One becomes a little immune to this scamming. We were fortunate that we were almost always able to refer people to our Social Service offices on Powell Street or to food sources. More often than not, the scammers came to us in the evening when they knew full well that our social service offices were closed because they really wanted money rather than food or assistance. There were also unexpected encounters to brighten the day.
One day, dressed in my cassock, I answered the Clergy House door and the young man standing on the step, obviously a little taken aback by my attire, blurted out enthusiastically, "Oh, love your outfit!" He happened to be from a local theatre company and had come by to ask if we would put up a few posters around the parish.
An encounter of a stranger sort was with a young man who persisted in visiting the church for several weeks. He was a very attractive and affable young man, always dressed neatly, and rather intriguing which made it difficult not to want to spend time listening to him.
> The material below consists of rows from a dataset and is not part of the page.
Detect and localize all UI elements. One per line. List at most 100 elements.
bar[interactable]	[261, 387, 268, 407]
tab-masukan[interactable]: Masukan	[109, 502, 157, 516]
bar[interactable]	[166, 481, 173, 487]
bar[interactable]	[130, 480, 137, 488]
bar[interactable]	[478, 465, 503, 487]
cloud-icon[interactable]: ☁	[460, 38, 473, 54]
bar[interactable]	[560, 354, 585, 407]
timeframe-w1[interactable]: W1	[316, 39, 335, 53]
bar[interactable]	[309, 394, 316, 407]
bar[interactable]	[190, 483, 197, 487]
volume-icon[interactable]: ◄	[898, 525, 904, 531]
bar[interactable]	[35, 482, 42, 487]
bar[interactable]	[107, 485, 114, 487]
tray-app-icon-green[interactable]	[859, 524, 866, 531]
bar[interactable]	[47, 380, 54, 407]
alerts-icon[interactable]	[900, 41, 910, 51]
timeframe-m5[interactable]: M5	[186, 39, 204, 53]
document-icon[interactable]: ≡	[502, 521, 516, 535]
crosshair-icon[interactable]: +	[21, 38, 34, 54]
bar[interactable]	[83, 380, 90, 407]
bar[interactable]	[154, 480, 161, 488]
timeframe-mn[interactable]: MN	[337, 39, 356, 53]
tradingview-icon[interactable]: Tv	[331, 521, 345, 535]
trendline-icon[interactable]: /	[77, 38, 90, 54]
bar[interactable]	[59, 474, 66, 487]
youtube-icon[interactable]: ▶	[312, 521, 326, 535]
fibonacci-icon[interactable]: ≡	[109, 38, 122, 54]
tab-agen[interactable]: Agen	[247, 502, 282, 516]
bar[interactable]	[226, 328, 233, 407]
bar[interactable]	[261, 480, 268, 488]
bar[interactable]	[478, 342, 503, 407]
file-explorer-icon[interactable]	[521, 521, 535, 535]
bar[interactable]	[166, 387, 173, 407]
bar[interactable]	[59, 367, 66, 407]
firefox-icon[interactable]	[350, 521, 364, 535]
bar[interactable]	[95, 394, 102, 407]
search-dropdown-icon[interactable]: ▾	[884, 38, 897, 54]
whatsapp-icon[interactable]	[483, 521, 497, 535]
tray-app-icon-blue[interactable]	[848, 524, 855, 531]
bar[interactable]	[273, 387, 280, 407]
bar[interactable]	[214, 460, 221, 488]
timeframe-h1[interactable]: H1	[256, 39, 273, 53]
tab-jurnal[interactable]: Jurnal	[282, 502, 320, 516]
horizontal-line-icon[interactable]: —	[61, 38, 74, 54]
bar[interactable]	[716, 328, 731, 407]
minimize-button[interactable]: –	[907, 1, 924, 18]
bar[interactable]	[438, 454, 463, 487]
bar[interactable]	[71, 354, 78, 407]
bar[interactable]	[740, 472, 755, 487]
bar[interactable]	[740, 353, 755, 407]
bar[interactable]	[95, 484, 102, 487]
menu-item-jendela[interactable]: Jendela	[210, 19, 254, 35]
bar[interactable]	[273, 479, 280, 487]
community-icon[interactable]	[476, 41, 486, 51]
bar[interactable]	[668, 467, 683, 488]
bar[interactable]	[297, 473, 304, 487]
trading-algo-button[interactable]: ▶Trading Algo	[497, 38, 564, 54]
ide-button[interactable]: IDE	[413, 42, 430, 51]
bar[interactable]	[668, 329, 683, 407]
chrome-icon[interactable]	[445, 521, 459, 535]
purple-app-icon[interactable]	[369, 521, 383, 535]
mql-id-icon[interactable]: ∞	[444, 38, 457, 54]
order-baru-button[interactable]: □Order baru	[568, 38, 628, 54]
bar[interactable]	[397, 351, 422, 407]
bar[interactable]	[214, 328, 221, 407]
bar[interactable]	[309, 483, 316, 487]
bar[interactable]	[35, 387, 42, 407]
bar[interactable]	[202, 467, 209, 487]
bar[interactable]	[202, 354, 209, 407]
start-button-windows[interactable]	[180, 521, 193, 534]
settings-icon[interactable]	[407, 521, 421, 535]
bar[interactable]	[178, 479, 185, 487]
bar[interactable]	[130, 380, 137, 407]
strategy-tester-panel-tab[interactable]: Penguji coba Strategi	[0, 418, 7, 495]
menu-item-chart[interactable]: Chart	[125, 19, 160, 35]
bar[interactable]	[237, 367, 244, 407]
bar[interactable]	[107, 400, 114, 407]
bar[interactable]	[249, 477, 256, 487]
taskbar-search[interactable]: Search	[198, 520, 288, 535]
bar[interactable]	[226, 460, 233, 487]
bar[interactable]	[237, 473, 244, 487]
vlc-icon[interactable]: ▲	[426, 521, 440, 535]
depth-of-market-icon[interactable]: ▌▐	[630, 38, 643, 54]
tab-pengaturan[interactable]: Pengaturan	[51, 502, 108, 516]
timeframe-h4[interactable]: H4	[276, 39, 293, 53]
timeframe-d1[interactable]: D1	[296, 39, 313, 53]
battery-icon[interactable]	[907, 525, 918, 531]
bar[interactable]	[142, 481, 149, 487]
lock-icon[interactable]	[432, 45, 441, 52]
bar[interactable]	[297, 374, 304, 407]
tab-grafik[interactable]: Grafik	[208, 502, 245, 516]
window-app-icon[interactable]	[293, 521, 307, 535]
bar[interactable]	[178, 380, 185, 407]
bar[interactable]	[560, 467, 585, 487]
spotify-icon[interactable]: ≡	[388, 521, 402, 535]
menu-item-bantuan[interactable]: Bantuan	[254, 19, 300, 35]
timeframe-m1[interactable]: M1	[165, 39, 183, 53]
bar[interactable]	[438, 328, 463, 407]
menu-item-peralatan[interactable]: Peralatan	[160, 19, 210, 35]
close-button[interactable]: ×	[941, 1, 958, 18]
But first impressions can be misleading.
He carried with him scribblers and papers with many of his notes which he wanted to discuss. He believed they were messages from God, and at other times from aliens with important messages and warnings for us. After reading several of these notes I realized that they were truly nonsense and that he had deep problems. In due course, I discovered he was a resident in one of our facilities and that he had been diagnosed as bipolar amongst other things.
One Sunday he insisted on talking with me just after the High Mass. He seemed particularly addled and wanted to talk privately. We went back through the corridor behind the High Altar into the Blessed Sacrament Chapel. I noticed Robert, from our social services office, keeping an eye on us. Robert knew this young man was an unpredictable and troubled person, possibly even dangerous. Discussions with the youth rather fascinated me because he was so bizarre. He even once described in detail the alien beings that had revealed themselves to him, and had somewhat plausible reasons for the whole scenario. I assumed these images had come to him by way of television or books.
That particular Sunday things took a rather comical turn. He must have sensed I was skeptical about his tales and he became a little defensive. At one point in our discussion, he looked me in the eye and asked, "Are you gay?" Somewhat startled, I responded, "Whatever makes you ask that?" He said, "Well, I can tell anyway because of the powers I have been given." Then, he asked me to stand up with my arms outstretched as if in a security check and dramatically ran his hands around my outline--my aura perhaps--slowly from the top of my head to my feet. I was intrigued to know what was coming next. Finally, he sat down and said, "OK, you're not." What a relief! We sat down and continued our weird conversation, which really had no beginning, middle or end.
Most of the work of any parish is not quite as exotic as that, but rather, consists in visiting people in hospital or at home; doing administrative things in the office; writing letters; and organizing meetings or events and then attending them. There was a lot of driving involved as St. James' is a gathered parish with members living all over the city and outlying communities.
During my time at St. James' I drove a cute, white Honda Civic. I had to buy a new car when I arrived at St. James', as I had no need of a vehicle while living on Cormorant Island and had sold my former car. Actually, Fr. David and I both had Honda Civics; his black and mine white. Over time, we discovered a rather strange phenomenon-perhaps one of those inscrutable mysteries of the universe. When birds defecated on our cars, on his car it was always white, while on mine it was always black.